从奴隶时期,到南北战争,再到吉姆·克劳法期间,三个别有含义的词广为流传,尤其是“浪荡女”这个称谓,将黑人女性描绘为对所有男性来者不拒的荡妇形象。“黑保姆”则被描述成体格庞大、毫无女性魅力的乳母形象,可以用戏谑的语气责怪白人主人,但实际社会地位并未提高,仍然需要无条件满足主人的需求。十九世纪晚期,一位名为南希·格林的女性被雇佣来扮演芝加哥世界博览会上的杰迈玛大婶,黑保姆从此成为一个公众人物形象。而诸如电影《乱世佳人》(1939)中由女演员哈蒂·麦克丹尼尔扮演的奶妈类角色,则进一步令此类形象深入人心。第三个词是“男人婆”,夸张描绘了讲话大声、粗鲁无礼、满腹怨言的黑人妇女形象,对比之下弱化了黑人男性的男子气概。密歇根菲利斯州立大学的社会学家大卫·皮尔格林认为,这类形象首次出现是在1928年的热门广播剧(后推出电视剧)《阿莫斯与安迪》中,由弗里曼·戈斯登和查尔斯·科雷尔两位白人演员创作而成。

It takes more than a cultural movement to fully eradicate centuries of symbolic violence
单靠一场文化运动,无法彻底消除数百年来的符号暴力

As a black woman, there is no rung on the social stratification system, and no amount of wealth or fame, that can make one exempt from the possibility of being looked at through any one of these lenses. Even Michelle Obama, who so clearly and consistently challenged the norms of black female embodiment, had to endure insults aimed at her looks and behaviour while she was first lady of the US. At various points during her husband’s presidency, she was compared to a chimpanzee and a gorilla, and depicted as a sharp-tongued Sapphire.
作为黑人女性,我们既缺乏社会阶层的上升渠道,也没有财富与名誉的积累基础,根本无法逃脱这三种有色眼镜的审视。连美国前第一夫人米歇尔·奥巴马这样旗帜鲜明、坚持不懈地挑战黑人女性既定形象的杰出女性,都不得不忍受外界针对其长相、行为的侮辱。在奥巴马总统任职期间,她多次被比喻成猩猩,还被称为是尖酸刻薄的男人婆。

Between the pseudoscience of the 18th and 19th centuries and the cultural stereotyping of the 20th, black people have been subject to the kind of ‘symbolic violence’ described by the French sociologist Pierre Bourdieu, whereby the discourses of representation create and reinforce a power differential between different social groups. How we look at black bodies is effectively in antithesis to how we look at white bodies. As Hall comments in his canonical essay ‘Cultural Identity and Diaspora’ (1989), when talking about the effects of colonial representations of blackness: ‘They Western colonial regimes had the power to make us see and experience ourselves as “Other”…’
从十八至十九世纪的伪科学,再到二十世纪的文化思维定势,黑人一直承受着“符号暴力”。“符号暴力”由法国社会学家皮埃尔·布迪厄提出,指表征性话语在不同的社会群体中制造并强化了权力不平等。实际上,我们对黑人身体的看法正好是白人身体的对立面。正如霍尔的经典论著《文化身份与族裔散居》在谈论到殖民主义表征对黑人的影响时所说:“他们(西方殖民政体)有权力让我们将自己看待并最终活成‘他者’……”

译注:符号暴力的受害者:大学生辍学现象透视——兼议布尔迪厄《再生产》、《继承人》和《国家精英》

http://www.cqvip.com/QK/97419X/20086/28682572.html


Not surprisingly, black artists have fought back. In the 1960s, African Americans began a cultural movement called ‘My Black is Beautiful’ to counteract negative and destructive stereotypes about black physicality. Exhausted by being told for centuries that black features are ugly or deviant or undesirable, the movement called on African Americans to recognise and embrace the beauty of all their physical attributes.
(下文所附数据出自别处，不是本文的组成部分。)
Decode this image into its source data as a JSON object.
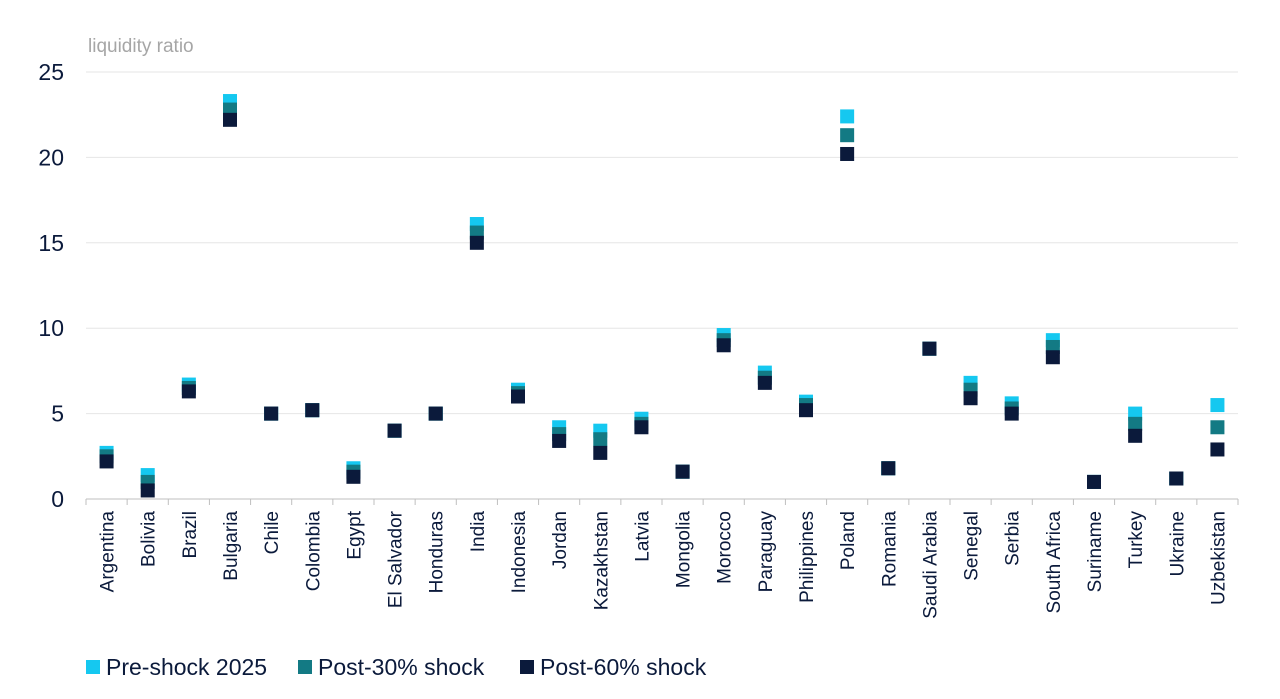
{
  "chart_data": {
    "type": "scatter",
    "title": "",
    "ylabel": "liquidity ratio",
    "xlabel": "",
    "ylim": [
      0,
      25
    ],
    "yticks": [
      "0",
      "5",
      "10",
      "15",
      "20",
      "25"
    ],
    "grid": true,
    "legend_position": "bottom-left",
    "categories": [
      "Argentina",
      "Bolivia",
      "Brazil",
      "Bulgaria",
      "Chile",
      "Colombia",
      "Egypt",
      "El Salvador",
      "Honduras",
      "India",
      "Indonesia",
      "Jordan",
      "Kazakhstan",
      "Latvia",
      "Mongolia",
      "Morocco",
      "Paraguay",
      "Philippines",
      "Poland",
      "Romania",
      "Saudi Arabia",
      "Senegal",
      "Serbia",
      "South Africa",
      "Suriname",
      "Turkey",
      "Ukraine",
      "Uzbekistan"
    ],
    "series": [
      {
        "name": "Pre-shock 2025",
        "color": "#15c8f0",
        "marker": "square",
        "values": [
          2.7,
          1.4,
          6.7,
          23.3,
          5.0,
          5.2,
          1.8,
          4.0,
          5.0,
          16.1,
          6.4,
          4.2,
          4.0,
          4.7,
          1.6,
          9.6,
          7.4,
          5.7,
          22.4,
          1.8,
          8.8,
          6.8,
          5.6,
          9.3,
          1.0,
          5.0,
          1.2,
          5.5
        ]
      },
      {
        "name": "Post-30% shock",
        "color": "#137a84",
        "marker": "square",
        "values": [
          2.5,
          1.0,
          6.5,
          22.8,
          5.0,
          5.2,
          1.6,
          4.0,
          5.0,
          15.6,
          6.2,
          3.8,
          3.5,
          4.4,
          1.6,
          9.3,
          7.1,
          5.5,
          21.3,
          1.8,
          8.8,
          6.4,
          5.3,
          8.9,
          1.0,
          4.4,
          1.2,
          4.2
        ]
      },
      {
        "name": "Post-60% shock",
        "color": "#0b1a3b",
        "marker": "square",
        "values": [
          2.2,
          0.5,
          6.3,
          22.2,
          5.0,
          5.2,
          1.3,
          4.0,
          5.0,
          15.0,
          6.0,
          3.4,
          2.7,
          4.2,
          1.6,
          9.0,
          6.8,
          5.2,
          20.2,
          1.8,
          8.8,
          5.9,
          5.0,
          8.3,
          1.0,
          3.7,
          1.2,
          2.9
        ]
      }
    ]
  }
}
But it takes more than a cultural movement to fully eradicate centuries of symbolic violence, underwritten by self-limiting stereotypes so potent they’ve been subconsciously internalised. The question is: what might it take to break free?
毫无疑问,面对这些黑人艺术家们没有坐以待毙。二十世纪六十年代,美国的非裔们开展了一场名为“黑人自美丽”的文化运动,以打破成见,为黑人被抹黑的外表与形体正名。几百年来,黑人特征一直被宣扬为丑陋异常、遭人嫌弃的,这场运动呼吁非裔们接受并认可自己所有的身体特质。然而,单靠一场文化运动是无法彻底消除符号暴力的,这些让黑人自我设限的成见经过长时间的浸染,早已根植在潜意识深处。那么,如何才能彻底打破定势,重获自由?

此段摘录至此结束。